Belegschaft will zur WM tagen: Bahner haben die Nase voll
Weil die Geschäftsführung Entlassungen nicht ausschließt, drohen S-Bahner mit Betriebsversammlung zu der Leichtathletik-WM.
Die Belegschaft der S-Bahn könnte aus Protest gegen weitere Entlassungen während der Leichtathletik-WM den Betrieb für einen Tag lahmlegen. Der stellvertretende Betriebsratsvorsitzende Volker Hoffmann bestätigte am Donnerstag Überlegungen, eine Betriebsversammlung zum Thema Personalabbau einzuberufen. Ort und Zeit stünden noch nicht fest. Der neue Geschäftsführer der S-Bahn, Peter Buchner, warnte den Betriebsrat davor: "Öffentliche Drohgebärden zum jetzigen Zeitpunkt sind absolut unverantwortlich und schaden der S-Bahn und ihren Mitarbeitern."

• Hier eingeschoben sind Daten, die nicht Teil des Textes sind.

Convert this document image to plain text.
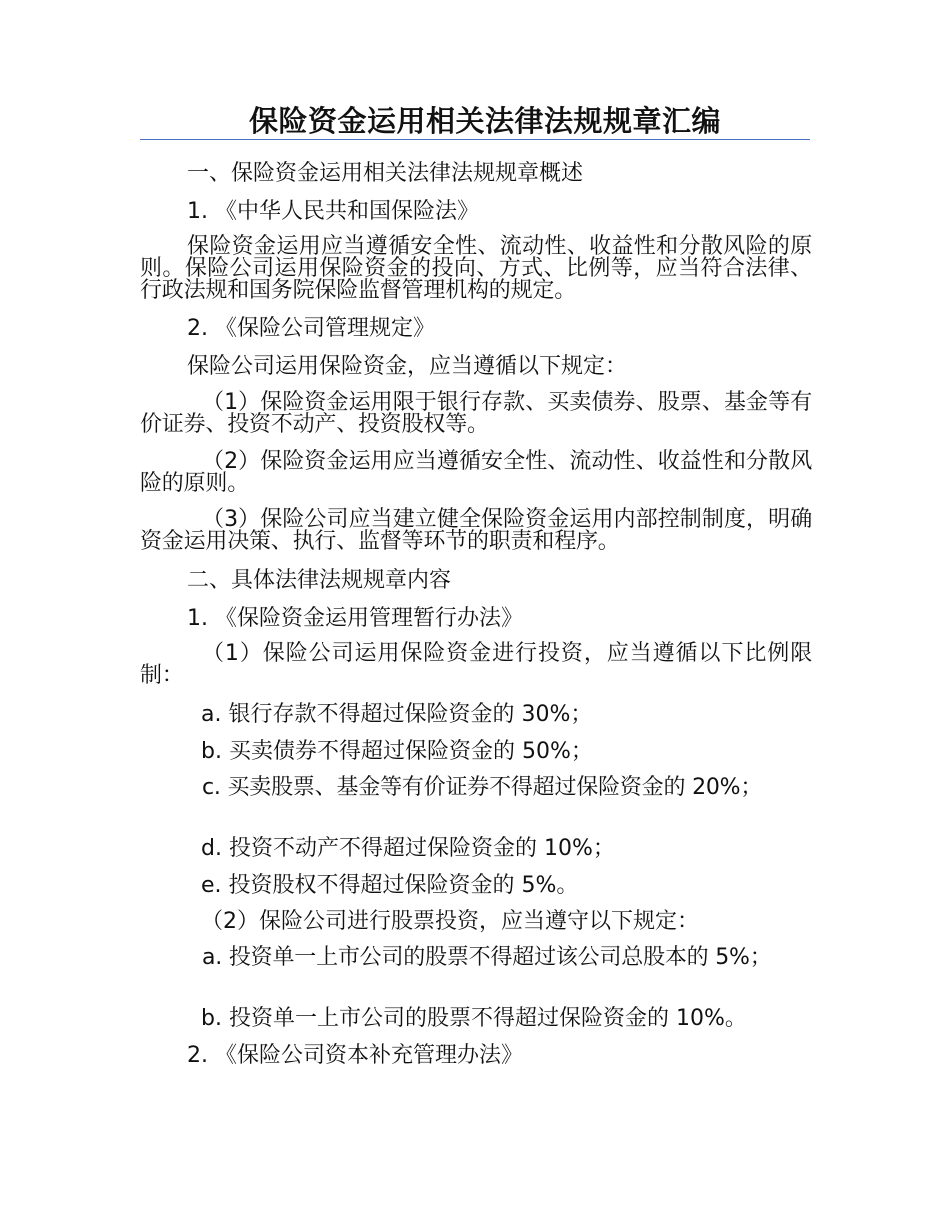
保险资金运用相关法律法规规章汇编
一、保险资金运用相关法律法规规章概述
1. 《中华人民共和国保险法》
保险资金运用应当遵循安全性、流动性、收益性和分散风险的原则。保险公司运用保险资金的投向、方式、比例等，应当符合法律、行政法规和国务院保险监督管理机构的规定。
2. 《保险公司管理规定》
保险公司运用保险资金，应当遵循以下规定：
（1）保险资金运用限于银行存款、买卖债券、股票、基金等有价证券、投资不动产、投资股权等。
（2）保险资金运用应当遵循安全性、流动性、收益性和分散风险的原则。
（3）保险公司应当建立健全保险资金运用内部控制制度，明确资金运用决策、执行、监督等环节的职责和程序。
二、具体法律法规规章内容
1. 《保险资金运用管理暂行办法》
（1）保险公司运用保险资金进行投资，应当遵循以下比例限制：
a. 银行存款不得超过保险资金的 30%；
b. 买卖债券不得超过保险资金的 50%；
c. 买卖股票、基金等有价证券不得超过保险资金的 20%；
d. 投资不动产不得超过保险资金的 10%；
e. 投资股权不得超过保险资金的 5%。
（2）保险公司进行股票投资，应当遵守以下规定：
a. 投资单一上市公司的股票不得超过该公司总股本的 5%；
b. 投资单一上市公司的股票不得超过保险资金的 10%。
2. 《保险公司资本补充管理办法》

Die derzeit noch knapp 3.000 Mitarbeiter fürchten weitere Entlassungen bei der S-Bahn. Nach alten Plänen sollen mehr als 400 Mitarbeiter entlassen werden - etwa die, die auf den Bahnhöfen Aufsicht führen. Ein Streik gegen den Stellenabbau ist nicht erlaubt - nur bei einem Tarifkampf dürfen Arbeitnehmer in den Ausstand treten. Doch die Beschäftigten haben Anspruch darauf, an einer Betriebsversammlung teilzunehmen. Wenn die sich länger hinzieht und genug Mitarbeiter kommen, kann der Betrieb für einen Tag lang durchaus empfindlich gestört werden. Bei Auseinandersetzungen mit Arbeitgebern kommt es häufiger vor, dass Betriebsräte solche Versammlungen demonstrativ einsetzen, um ihren Forderungen Nachdruck zu verleihen. Die S-Bahnen würden dann im Depot bleiben.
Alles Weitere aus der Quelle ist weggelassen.